MIDDLE ISLAND- One of the most interesting places to visit in this part of Long Island is Emil's Middle Island museum on Middle Country road just east of the Presbyterian church here. As we enter this museum filled with one of the largest collections of curios on Long Island, the hands of time seem to be turned back to the days of long ago.

Here are displayed a complete old-fashioned country store of the late 1800's and the post office and fixtures at Middle Island in use when Miss Cynthia Hutchinson was postmistress in 1877, with some of the fixtures dating back to 1840. The letter boxes are filled with old newspapers of that period, and auction hand bills advertising country auctions of by gone days are tacked on the wall.

A complete blacksmith shop with fixtures dating back to 1780 from the old wheelright shop of Charles Marvin of Yaphank, and an old one horse shay dating back to 1700 from Marvin's shop is on exhibition.
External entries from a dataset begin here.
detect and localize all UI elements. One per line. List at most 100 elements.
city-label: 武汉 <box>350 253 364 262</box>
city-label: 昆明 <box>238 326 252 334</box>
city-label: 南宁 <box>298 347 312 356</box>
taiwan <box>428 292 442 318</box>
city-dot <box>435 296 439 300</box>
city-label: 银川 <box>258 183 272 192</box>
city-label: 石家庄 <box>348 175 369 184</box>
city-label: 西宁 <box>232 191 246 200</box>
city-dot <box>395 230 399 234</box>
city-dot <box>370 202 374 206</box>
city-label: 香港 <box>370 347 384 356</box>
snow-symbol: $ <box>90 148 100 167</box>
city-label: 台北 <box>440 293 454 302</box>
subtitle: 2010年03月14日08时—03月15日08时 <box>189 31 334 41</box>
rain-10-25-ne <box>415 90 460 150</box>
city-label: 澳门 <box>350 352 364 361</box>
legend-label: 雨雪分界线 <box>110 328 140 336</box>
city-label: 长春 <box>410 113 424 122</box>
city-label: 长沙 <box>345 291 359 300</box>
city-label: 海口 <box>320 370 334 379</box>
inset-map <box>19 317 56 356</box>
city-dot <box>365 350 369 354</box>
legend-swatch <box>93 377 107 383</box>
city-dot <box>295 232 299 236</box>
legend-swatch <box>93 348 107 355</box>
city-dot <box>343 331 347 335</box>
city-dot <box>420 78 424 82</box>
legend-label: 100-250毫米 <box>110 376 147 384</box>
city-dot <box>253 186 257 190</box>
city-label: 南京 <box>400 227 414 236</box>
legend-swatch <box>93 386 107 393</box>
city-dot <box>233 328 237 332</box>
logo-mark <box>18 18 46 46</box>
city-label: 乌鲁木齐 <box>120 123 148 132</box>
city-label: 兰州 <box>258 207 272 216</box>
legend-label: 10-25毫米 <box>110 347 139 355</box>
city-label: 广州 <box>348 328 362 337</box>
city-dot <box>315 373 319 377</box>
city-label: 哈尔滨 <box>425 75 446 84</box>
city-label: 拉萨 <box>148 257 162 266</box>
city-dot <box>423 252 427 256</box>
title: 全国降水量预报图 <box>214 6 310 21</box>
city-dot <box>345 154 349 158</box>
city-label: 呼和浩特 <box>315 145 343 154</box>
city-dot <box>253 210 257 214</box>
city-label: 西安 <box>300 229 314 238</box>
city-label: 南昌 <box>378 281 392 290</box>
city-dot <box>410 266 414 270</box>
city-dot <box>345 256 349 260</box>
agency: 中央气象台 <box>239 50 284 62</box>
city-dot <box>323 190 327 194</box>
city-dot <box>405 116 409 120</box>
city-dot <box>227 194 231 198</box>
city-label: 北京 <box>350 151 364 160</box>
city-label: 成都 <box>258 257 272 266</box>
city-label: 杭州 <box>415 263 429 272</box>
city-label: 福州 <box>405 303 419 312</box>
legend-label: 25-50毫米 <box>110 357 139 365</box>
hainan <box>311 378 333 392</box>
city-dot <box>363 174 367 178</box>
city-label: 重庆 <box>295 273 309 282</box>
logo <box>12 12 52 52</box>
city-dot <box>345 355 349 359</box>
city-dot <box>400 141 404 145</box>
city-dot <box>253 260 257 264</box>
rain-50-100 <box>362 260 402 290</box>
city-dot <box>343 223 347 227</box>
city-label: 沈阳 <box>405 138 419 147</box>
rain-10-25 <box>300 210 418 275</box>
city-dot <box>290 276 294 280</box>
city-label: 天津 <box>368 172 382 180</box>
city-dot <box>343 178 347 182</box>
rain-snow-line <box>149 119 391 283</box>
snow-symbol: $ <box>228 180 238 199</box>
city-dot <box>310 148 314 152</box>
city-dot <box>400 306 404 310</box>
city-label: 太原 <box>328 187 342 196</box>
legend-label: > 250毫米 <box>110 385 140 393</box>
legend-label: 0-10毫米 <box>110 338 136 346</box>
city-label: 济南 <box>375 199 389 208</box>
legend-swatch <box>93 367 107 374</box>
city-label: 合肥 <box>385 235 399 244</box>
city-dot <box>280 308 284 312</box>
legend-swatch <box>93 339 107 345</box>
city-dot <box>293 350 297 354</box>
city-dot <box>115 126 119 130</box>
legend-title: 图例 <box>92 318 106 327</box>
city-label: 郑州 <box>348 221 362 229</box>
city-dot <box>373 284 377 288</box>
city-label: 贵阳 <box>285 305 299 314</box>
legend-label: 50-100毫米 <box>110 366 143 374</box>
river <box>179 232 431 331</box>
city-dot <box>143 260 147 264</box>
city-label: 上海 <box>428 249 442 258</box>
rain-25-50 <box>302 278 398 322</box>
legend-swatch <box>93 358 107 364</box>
Other items are a drug store with its old fixtures of years long past from Sayville and a barber shop complete with the old-fashioned individual shaving cups from Hicksville.

An item old special interest is the first sheriff seal of Suffolk county in use when Phineas Carll was sheriff in 1795, and signed by George Clinton the first governor of New York State.

Another interesting relic is an old handbill campaign advertisement of 1892, when Andrew Jackson was running for president of the United States as well as torches used in the election campaign of Abraham Lincoln in later years.

An old dog treadmill attached to a churn that was used by the farmers to make their butter years ago is very interesting. A large exhibit of old-fashioned telephones take one back to the days when telephones first came into use.

A large collection of sculptured figures by the eminent American Sculptor John Rogers, is on display.

There are thousands of articles including Indian relics, pistols, guns, swords, ammunition, uniforms, household and kitchen utensils, farm implements, Long Island egg collections, lap organs, music boxes, the first juke boxes, a surveying chain in use during the period when George Washington was a surveyor, an American Eagle bed spread of 1800, carpet bags, old shoemakers bench and tools, a multitude of old advertisements, papers, documents and posters.

For the children are an old hand operated merry-go-round with life-sized horses and a bird cage with a singing canary that comes out and sings when wound up.

This collection is the result of 25 years work as an antique collector by Emil Lengyel who was preserved and assembled the thousands of items making up this museum. He has done an important work in preserving for posterity these relics of life on Long Island during the early years of its settlement and a visit to this museum is of great educational value to everyone.

The old house adjoining the museum is the home of Mr. and Mrs. Lengyel and was built about 1740 and was one of the first houses to be built when the middle of the island was opened up to settlement.

The museum will reopen Wednesday and a small admission charge is made to defray expenses. Hours may be spent browsing through this huge collection of relics of the past.